Sunday, June 2, 2013

A Brooklyn Restaurant Deconstructs Regional Dishes to Create "Stateless" Cuisine

My wife Amy and I recently dined at a Brooklyn restaurant in tune with the establishment's hipster neighborhood's atmosphere. The Mexican-Thai hybrid, small plate menu included some excellent, imaginative dishes and a roster of sipping tequilas and mezcals. However, while we were dining, a question kept gnawing at me. The various offerings were concepts based upon an independent approach to ingredients rather than one anchored in national, regional, or local cooking. In effect, the restaurant provided stateless cuisine, in which its Mexican and Thai elements were deconstructed and transformed into something quite different from preparations one could reasonably expect to find in, say, Oaxaca or Chiang Mai.

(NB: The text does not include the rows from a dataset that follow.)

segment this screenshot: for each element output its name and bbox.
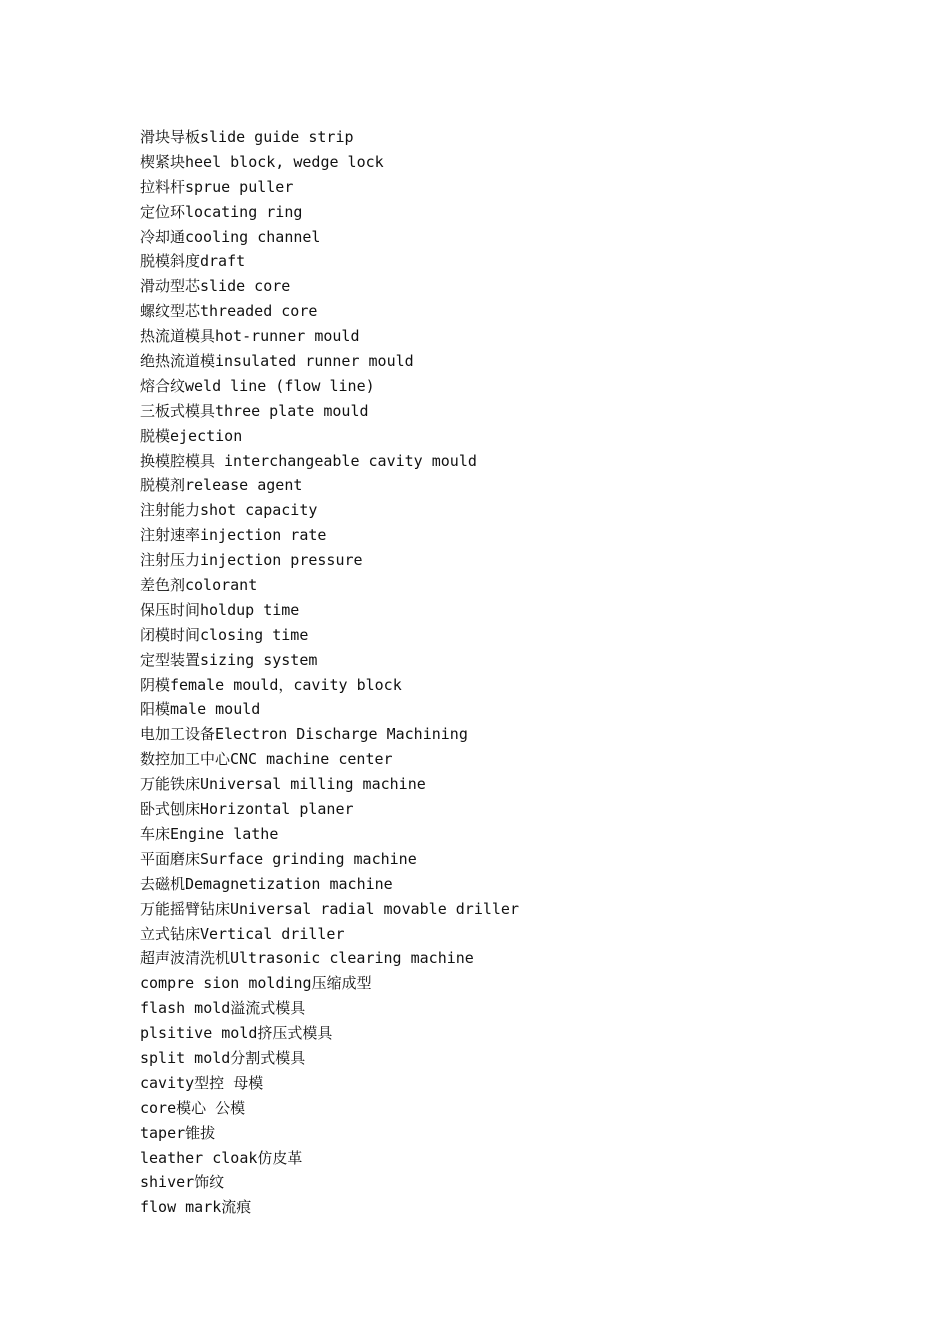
glossary-entry: 滑块导板slide guide strip [140, 128, 354, 146]
glossary-entry: plsitive mold挤压式模具 [140, 1024, 333, 1043]
glossary-entry: 保压时间holdup time [140, 600, 300, 619]
glossary-entry: 冷却通cooling channel [140, 227, 321, 246]
glossary-entry: core模心 公模 [140, 1098, 246, 1117]
glossary-entry: 热流道模具hot-runner mould [140, 327, 360, 346]
glossary-entry: leather cloak仿皮革 [140, 1148, 303, 1167]
glossary-entry: split mold分割式模具 [140, 1048, 306, 1067]
glossary-list [140, 125, 519, 1220]
glossary-entry: flow mark流痕 [140, 1198, 252, 1217]
glossary-entry: flash mold溢流式模具 [140, 999, 306, 1018]
glossary-entry: 三板式模具three plate mould [140, 401, 369, 420]
glossary-entry: 楔紧块heel block, wedge lock [140, 152, 384, 171]
glossary-entry: 差色剂colorant [140, 576, 258, 595]
glossary-entry: 脱模斜度draft [140, 252, 246, 271]
glossary-entry: 熔合纹weld line (flow line) [140, 376, 375, 395]
glossary-entry: 立式钻床Vertical driller [140, 924, 345, 943]
glossary-entry: 万能铁床Universal milling machine [140, 775, 426, 794]
glossary-entry: 超声波清洗机Ultrasonic clearing machine [140, 949, 474, 968]
glossary-entry: 注射压力injection pressure [140, 551, 363, 570]
glossary-entry: 定位环locating ring [140, 202, 303, 221]
glossary-entry: 脱模ejection [140, 426, 243, 445]
glossary-entry: 平面磨床Surface grinding machine [140, 849, 417, 868]
glossary-entry: 绝热流道模insulated runner mould [140, 352, 414, 371]
glossary-entry: 数控加工中心CNC machine center [140, 750, 393, 769]
glossary-entry: 注射能力shot capacity [140, 501, 318, 520]
glossary-entry: 万能摇臂钻床Universal radial movable driller [140, 899, 519, 918]
glossary-entry: 脱模剂release agent [140, 476, 303, 495]
glossary-entry: 卧式刨床Horizontal planer [140, 800, 354, 819]
glossary-entry: 车床Engine lathe [140, 824, 279, 843]
glossary-entry: shiver饰纹 [140, 1173, 225, 1192]
glossary-entry: 拉料杆sprue puller [140, 177, 294, 196]
glossary-entry: 去磁机Demagnetization machine [140, 874, 393, 893]
glossary-entry: cavity型控 母模 [140, 1073, 264, 1092]
glossary-entry: 闭模时间closing time [140, 625, 309, 644]
glossary-entry: 螺纹型芯threaded core [140, 302, 318, 321]
glossary-entry: 换模腔模具 interchangeable cavity mould [140, 451, 477, 470]
glossary-entry: 滑动型芯slide core [140, 277, 291, 296]
glossary-entry: 阳模male mould [140, 700, 261, 719]
glossary-entry: 注射速率injection rate [140, 526, 327, 545]
glossary-entry: 电加工设备Electron Discharge Machining [140, 725, 468, 744]
glossary-entry: 阴模female mould，cavity block [140, 675, 402, 694]
glossary-entry: 定型装置sizing system [140, 650, 318, 669]
glossary-entry: taper锥拔 [140, 1123, 216, 1142]
glossary-entry: compre sion molding压缩成型 [140, 974, 372, 993]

Why stateless? Well, the restaurant's food was disengaged from the psychological and practical motivations that form the foundations of those countries' respective cuisines. What my wife and I enjoyed at the Brooklyn restaurant struck us as unconnected to either country's homestyle cooking, vendor food, or even their internationalized dishes. The people in those nations are disinclined to fiddle with their traditional fare. Their food is the equivalent of their culinary passport, with the name of their country proudly embossed in gold on the document's front cover.

Stateless cuisine, on the other hand, abhors passports. It demands an identity that defies borders and appeals to worldly tastes. In that way, the kitchen wizards at the Brooklyn restaurant share the perspective of those super-rich characterized as "stateless." The term, in this case, means these golden few simply live where they please, have assets where needed, and feel disinclined to anchor their outlook and preferences to a particular region.

Like it or not, we now live in a world where soulless data is often the ultimate, border-free currency. The super-rich are among those riding this conceptual wave. Unconsciously, our tastes (and those of the super-rich) drift into tangible manifestations of this reality. It's not difficult to  envision how the shifting of formerly anchored culinary choices into a suggestion of those sensibilities leads to the development of a supra-national dish --"stateless" cuisine. This food, and its reflection of an unarticulated zeitgeist, seems a smooth fit for the self-conscious hipster community where the Brooklyn restaurant was located. You didn't have to be super-rich to dine there; you just had to engage with an outlook that is at once curious, borderless, confidently self-contained, and disconnected from historical and social context.